Any model supported by the configured encoder backend can be substituted. For higher accuracy (at the cost of a larger download and slower inference), replace the default with a larger German-specific model such as deutsche-telekom/gbert-large-paraphrase-cosine.

HuggingFace Cache

The model is downloaded once on first startup and cached. In Docker:

volumes:
  ml-model-cache:

services:
  ml:
    volumes:
      - ml-model-cache:/root/.cache/huggingface

The environment variable HF_HOME can override the cache directory.

First-run download

The first time the ML service starts, it downloads ~1.5 GB from HuggingFace. Classification requests will return 503 until the download completes. Monitor with:

docker compose logs -f ml
Subsequent restarts load the model from the local cache (a few seconds).

Encoder Backend

SWEN supports two encoder backends, selected via SWEN_ML_ENCODER_BACKEND:

Backend SWEN_ML_ENCODER_BACKEND value Notes
sentence-transformers sentence-transformers Recommended — automatic pooling and normalisation
HuggingFace transformers huggingface Manual pooling via SWEN_ML_ENCODER_POOLING (mean / cls / max)
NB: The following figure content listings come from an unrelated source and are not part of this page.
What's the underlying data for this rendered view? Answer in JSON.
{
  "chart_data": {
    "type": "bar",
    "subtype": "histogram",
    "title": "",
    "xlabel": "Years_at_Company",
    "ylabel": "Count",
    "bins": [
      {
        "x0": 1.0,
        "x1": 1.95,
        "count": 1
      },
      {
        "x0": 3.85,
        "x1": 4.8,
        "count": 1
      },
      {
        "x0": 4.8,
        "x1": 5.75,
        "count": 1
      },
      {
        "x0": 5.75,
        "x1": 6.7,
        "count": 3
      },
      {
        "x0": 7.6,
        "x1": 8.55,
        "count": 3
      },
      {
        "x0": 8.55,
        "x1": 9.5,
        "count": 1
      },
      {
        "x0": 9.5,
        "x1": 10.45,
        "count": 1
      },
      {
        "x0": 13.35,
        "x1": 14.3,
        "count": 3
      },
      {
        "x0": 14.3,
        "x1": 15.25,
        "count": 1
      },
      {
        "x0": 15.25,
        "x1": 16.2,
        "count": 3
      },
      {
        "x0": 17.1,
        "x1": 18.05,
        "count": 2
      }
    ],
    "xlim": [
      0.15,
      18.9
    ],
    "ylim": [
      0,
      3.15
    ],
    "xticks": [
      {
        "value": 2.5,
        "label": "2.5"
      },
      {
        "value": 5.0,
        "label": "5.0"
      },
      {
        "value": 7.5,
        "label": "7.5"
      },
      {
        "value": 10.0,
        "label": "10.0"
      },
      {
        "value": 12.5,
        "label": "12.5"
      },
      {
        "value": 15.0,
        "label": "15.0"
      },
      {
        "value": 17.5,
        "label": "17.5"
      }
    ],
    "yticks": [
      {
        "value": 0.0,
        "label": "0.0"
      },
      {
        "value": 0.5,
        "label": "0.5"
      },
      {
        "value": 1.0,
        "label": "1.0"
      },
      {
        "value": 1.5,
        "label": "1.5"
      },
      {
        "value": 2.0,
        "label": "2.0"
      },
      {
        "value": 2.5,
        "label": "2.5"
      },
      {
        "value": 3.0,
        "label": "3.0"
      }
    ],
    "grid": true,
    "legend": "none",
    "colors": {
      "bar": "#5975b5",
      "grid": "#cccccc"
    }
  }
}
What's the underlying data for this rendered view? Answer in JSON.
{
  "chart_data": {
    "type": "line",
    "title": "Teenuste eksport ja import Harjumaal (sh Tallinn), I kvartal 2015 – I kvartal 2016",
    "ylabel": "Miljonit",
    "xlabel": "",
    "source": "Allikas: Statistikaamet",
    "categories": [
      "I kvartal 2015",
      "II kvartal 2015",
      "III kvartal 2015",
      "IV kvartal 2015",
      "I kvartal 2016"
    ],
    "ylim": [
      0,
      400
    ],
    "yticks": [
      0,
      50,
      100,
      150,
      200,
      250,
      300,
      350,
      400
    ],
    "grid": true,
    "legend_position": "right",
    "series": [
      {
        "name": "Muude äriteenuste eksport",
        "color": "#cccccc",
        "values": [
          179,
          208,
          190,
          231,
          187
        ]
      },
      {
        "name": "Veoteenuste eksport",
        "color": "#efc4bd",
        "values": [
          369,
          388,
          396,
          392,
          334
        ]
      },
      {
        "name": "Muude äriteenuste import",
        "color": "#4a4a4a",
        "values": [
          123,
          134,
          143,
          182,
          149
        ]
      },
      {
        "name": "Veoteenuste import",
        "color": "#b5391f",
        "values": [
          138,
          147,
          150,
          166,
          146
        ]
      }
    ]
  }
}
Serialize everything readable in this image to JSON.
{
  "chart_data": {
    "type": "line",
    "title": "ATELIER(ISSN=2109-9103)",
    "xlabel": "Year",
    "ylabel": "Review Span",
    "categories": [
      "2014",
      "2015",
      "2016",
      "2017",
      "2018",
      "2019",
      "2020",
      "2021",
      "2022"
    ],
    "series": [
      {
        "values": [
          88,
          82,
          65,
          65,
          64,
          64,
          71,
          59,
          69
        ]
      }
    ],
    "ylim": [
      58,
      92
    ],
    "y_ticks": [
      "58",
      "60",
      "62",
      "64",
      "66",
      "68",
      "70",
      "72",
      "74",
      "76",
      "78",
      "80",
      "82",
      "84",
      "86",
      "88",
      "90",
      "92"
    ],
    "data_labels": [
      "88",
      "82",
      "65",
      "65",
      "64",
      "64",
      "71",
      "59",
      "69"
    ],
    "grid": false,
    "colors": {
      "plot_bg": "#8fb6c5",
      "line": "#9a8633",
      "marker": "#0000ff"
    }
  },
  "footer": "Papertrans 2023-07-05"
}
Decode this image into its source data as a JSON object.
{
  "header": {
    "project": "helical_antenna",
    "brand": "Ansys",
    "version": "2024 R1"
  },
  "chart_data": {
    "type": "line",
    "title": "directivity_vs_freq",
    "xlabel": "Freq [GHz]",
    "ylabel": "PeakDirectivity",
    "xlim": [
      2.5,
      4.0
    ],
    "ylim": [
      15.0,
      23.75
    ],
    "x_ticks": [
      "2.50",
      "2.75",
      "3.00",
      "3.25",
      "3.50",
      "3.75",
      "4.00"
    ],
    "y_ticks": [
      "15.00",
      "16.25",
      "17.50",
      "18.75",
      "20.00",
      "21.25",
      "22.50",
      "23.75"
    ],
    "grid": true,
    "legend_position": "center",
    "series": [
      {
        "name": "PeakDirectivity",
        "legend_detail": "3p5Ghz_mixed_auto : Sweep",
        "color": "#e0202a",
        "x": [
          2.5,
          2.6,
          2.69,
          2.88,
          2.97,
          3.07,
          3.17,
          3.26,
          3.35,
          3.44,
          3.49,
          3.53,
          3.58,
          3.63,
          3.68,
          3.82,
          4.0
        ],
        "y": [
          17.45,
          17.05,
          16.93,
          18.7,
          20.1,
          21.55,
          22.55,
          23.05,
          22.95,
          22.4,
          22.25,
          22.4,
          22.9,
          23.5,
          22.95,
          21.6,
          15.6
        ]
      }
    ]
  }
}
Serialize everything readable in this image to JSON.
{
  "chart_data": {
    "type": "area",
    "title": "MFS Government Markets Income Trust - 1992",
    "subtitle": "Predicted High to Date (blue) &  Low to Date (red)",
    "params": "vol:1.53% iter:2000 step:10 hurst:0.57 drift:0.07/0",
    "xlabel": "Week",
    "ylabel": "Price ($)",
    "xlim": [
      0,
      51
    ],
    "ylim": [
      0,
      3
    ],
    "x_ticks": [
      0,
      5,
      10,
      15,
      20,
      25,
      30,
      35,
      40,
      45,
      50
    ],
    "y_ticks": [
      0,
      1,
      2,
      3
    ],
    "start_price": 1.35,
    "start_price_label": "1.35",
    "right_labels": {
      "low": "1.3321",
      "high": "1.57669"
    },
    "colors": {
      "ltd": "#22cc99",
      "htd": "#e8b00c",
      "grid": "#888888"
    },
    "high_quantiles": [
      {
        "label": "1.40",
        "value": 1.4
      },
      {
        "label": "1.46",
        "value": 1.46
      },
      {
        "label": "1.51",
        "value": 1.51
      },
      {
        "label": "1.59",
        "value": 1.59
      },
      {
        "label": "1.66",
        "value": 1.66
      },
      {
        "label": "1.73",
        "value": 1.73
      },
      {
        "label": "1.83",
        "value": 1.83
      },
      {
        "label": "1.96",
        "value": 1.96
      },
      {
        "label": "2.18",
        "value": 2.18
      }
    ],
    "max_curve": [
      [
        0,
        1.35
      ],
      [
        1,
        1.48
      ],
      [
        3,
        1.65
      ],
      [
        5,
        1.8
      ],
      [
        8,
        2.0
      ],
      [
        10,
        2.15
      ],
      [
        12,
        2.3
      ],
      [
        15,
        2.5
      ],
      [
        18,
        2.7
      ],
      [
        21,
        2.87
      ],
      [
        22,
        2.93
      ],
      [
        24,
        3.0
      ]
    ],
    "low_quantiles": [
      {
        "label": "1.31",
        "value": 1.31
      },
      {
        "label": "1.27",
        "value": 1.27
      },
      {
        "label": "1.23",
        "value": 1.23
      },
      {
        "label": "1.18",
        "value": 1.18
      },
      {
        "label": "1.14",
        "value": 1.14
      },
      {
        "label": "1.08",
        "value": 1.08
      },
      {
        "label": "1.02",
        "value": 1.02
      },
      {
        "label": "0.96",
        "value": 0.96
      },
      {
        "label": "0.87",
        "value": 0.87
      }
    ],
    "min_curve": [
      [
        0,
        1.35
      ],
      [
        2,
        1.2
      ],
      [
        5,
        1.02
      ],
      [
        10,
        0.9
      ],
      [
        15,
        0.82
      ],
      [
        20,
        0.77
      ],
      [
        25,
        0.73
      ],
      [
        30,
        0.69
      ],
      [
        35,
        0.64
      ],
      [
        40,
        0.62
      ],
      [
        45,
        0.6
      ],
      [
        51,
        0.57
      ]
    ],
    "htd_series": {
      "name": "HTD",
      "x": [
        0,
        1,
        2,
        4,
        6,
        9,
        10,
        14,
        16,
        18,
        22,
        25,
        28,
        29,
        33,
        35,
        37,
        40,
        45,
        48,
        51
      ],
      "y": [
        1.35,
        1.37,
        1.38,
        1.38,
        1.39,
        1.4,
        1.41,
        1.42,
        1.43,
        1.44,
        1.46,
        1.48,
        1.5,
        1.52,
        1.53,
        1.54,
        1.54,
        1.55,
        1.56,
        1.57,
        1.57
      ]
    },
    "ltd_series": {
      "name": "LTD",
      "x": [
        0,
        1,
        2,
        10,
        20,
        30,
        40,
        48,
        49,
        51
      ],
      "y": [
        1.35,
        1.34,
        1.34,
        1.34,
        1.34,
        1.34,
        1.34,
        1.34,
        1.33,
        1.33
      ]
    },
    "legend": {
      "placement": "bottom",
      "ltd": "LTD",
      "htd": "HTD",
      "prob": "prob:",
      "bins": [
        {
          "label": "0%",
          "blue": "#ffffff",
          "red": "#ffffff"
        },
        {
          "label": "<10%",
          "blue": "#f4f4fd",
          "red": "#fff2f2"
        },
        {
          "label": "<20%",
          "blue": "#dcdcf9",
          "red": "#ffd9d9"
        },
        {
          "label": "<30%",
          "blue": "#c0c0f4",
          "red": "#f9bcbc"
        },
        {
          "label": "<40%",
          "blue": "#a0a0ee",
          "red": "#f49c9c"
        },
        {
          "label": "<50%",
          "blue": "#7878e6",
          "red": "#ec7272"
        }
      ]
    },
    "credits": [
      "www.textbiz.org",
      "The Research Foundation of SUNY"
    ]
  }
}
sentence-transformers example:

from sentence_transformers import SentenceTransformer

model = SentenceTransformer("paraphrase-multilingual-MiniLM-L12-v2")
embedding = model.encode("REWE MARKT 123 HAMBURG", normalize_embeddings=True)

HuggingFace backend additionally respects SWEN_ML_ENCODER_NORMALIZE, SWEN_ML_ENCODER_MAX_LENGTH, and SWEN_ML_ENCODER_POOLING.

Pooling Strategy

gbert-large-paraphrase-cosine uses mean pooling over the last hidden states of all non-padding tokens. This is configured in the model's 1_Pooling/config.json on HuggingFace and applied automatically by sentence-transformers.

Stored example embeddings are retrieved from the ML service's database and compared using cosine similarity:

\[ \text{similarity}(A, B) = \frac{A \cdot B}{\|A\| \|B\|} \]

Since embeddings are already L2-normalised (normalize_embeddings=True), this reduces to a simple dot product — fast and numerically stable.

The top-2 nearest neighbours are compared. A match is accepted when:

  • the best similarity ≥ 0.85 (high confidence), or
  • the best similarity ≥ 0.70 and the margin over the 2nd-best ≥ 0.10

The margin check prevents accepting an ambiguous result when two accounts score similarly close.

Warm-up

On service startup, SWEN loads the model and runs a single dummy inference to ensure the CUDA/CPU kernels are compiled before the first real request:

# Warm-up call in lifespan
model.encode("warm-up", normalize_embeddings=True)

This prevents a slow first-request penalty.